Children played along the river’s brink, and squaws kept fire under the kettles. A few men guarded the booths along the palisades from pilferers, though scarce a possible pilferer roamed from the centre of interest.

Crowds of spectators pressed around the great circle; traders who had brought packs of skins skilfully intercepted by them at some station above Montreal; interpreters, hired by merchants to serve them during the fair; coureurs de bois stretching up their neck sinews until these knotted with intense and prolonged effort. In this standing wall the habitant was crowded by converted Iroquois from the Mountain mission, who, having learned their rights as Christians, yielded no inch of room.

The sun descended out of sight behind Mount Royal, though his presence lingered with sky and river in abundant crimsons. Still the smoke of the peace pipe rose above the council ring, and eloquence rolled its periods on. That misty scarf around the horizon, which high noon drove out of sight, floated into view again, becoming denser and denser. The pipings of out-door insects came sharpened through twilight, and all the camp-fires were deepening their hue, before a solemn uprising of Frenchmen and Indians proclaimed the council over.

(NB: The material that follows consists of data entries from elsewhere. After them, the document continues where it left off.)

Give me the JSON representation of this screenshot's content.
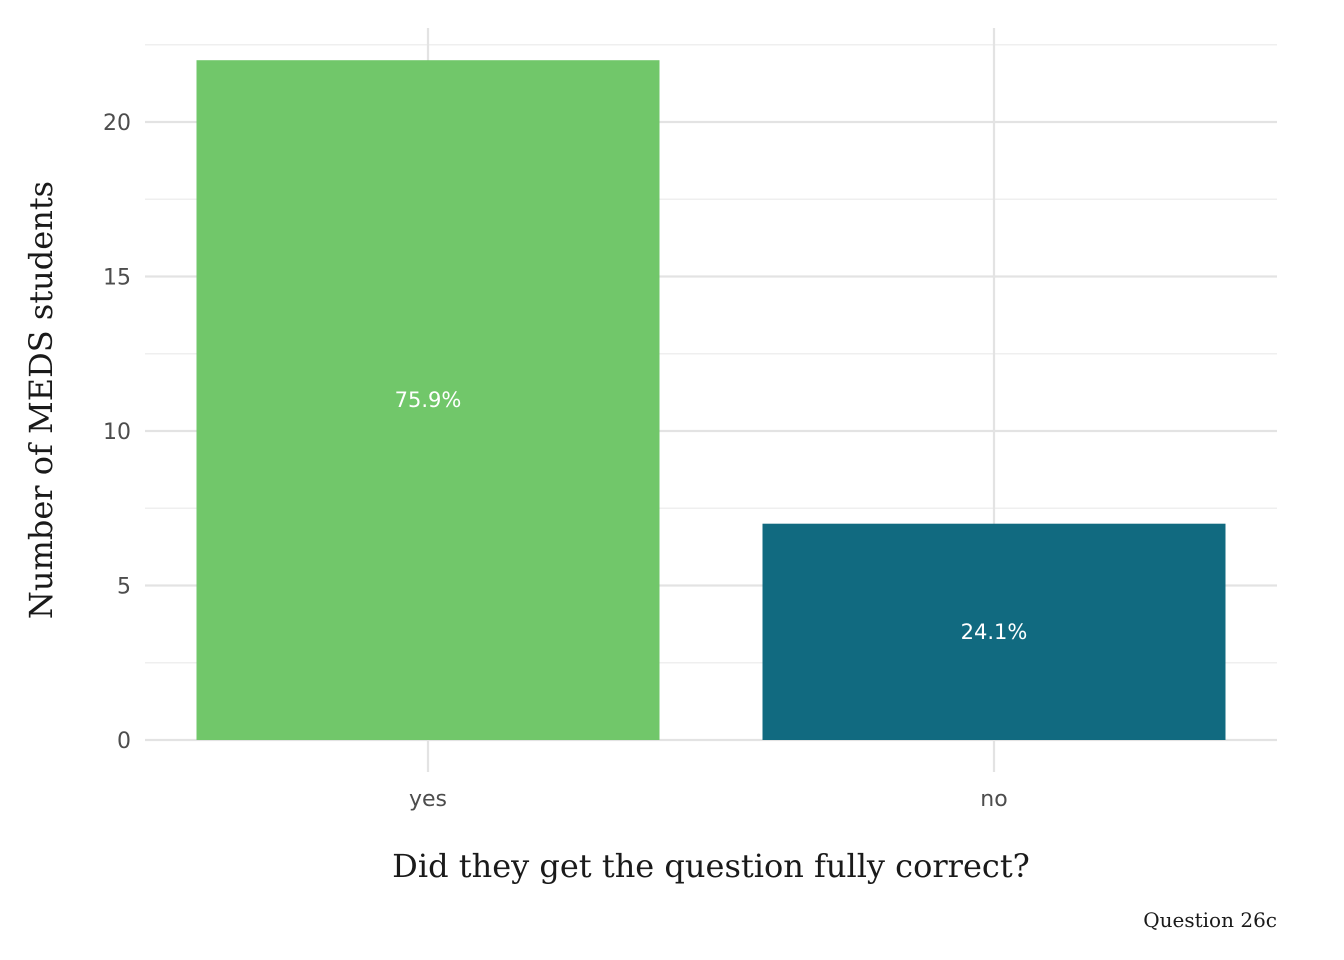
{
  "chart_data": {
    "type": "bar",
    "categories": [
      "yes",
      "no"
    ],
    "values": [
      22,
      7
    ],
    "labels": [
      "75.9%",
      "24.1%"
    ],
    "colors": [
      "#71c76a",
      "#116a80"
    ],
    "xlabel": "Did they get the question fully correct?",
    "ylabel": "Number of MEDS students",
    "caption": "Question 26c",
    "ylim": [
      0,
      22.5
    ],
    "yticks": [
      0,
      5,
      10,
      15,
      20
    ],
    "grid": true,
    "legend": "none"
  }
}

La Salle had sat through it at the governor’s right hand, watching those bronze faces and restless eyes with sympathy as great as Frontenac’s. He, also, was a lord of the wilderness. He could more easily open his shy nature to such red brethren and eloquently command, denounce, or persuade them, than stand before dames and speak one word,—which he was forced to attempt when candles were lighted in the candelabra of the fort.

There was not such pageantry at Montreal as in the more courtly society of Quebec. The appearance of the governor with his train of young nobles drew out those gentler inhabitants who took no part in the bartering of the beaver fair.

Perrot, the sub-governor, had known his period of bitter disagreement with Frontenac. Having made peace with a superior he once defied, he was anxious to pay Frontenac every honor, and the two governors were united in their policy of amusing and keeping busy so varied an assemblage as that which thronged the beaver fair. Festivity as grand as colonial circumstances permitted was therefore held in the governor’s apartments. The guarded fortress gates stood open; torches burned within the walls, and blanketed savages stalked in and out.

Yet that colonial drawing-room lacked the rude elements which go to making most pioneer societies. Human intercourse in frontier towns exposed to danger and hardship, though it may be hearty and innocent, is rarely graceful.

But here was a small Versailles transplanted to the wilderness. Fragments of a great court met Indian-wedded nobles and women with generations of good ancestors behind them. Here were even the fashions of the times in gowns, and the youths of Louis’ salon bowed and paid compliments to powdered locks. These French colonial nobles were poor; but with pioneer instinct they decorated themselves with the best garments their scanty money would buy. Here thronged Dumays, Le Moynes, Mousniers, Desroches, Fleurys, Baudrys, Migeons, Vigers, Gautiers, all chattering and animated. Here stood the Baroness de Saint-Castin like a statue of bronze. Here were those illustrious Le Moynes, father and sons, whose deeds may be traced in our day from the St. Lawrence to the Gulf of Mexico. Here Frontenac, with the graciously winning manner which belonged to his pleasant hours, drew to himself and soothed disaffected magnates of his colonial kingdom.

All these figures, and the spectacles swarming around the beaver fair, like combinations in a kaleidoscope to be seen once and seen no more, gave Tonty such condensed knowledge of the New World as no ordinary days could offer.

La Salle alone, though fresh from audiences at court and distinguished by royal favor, stood abashed and annoyed by the part he must play toward civilized people.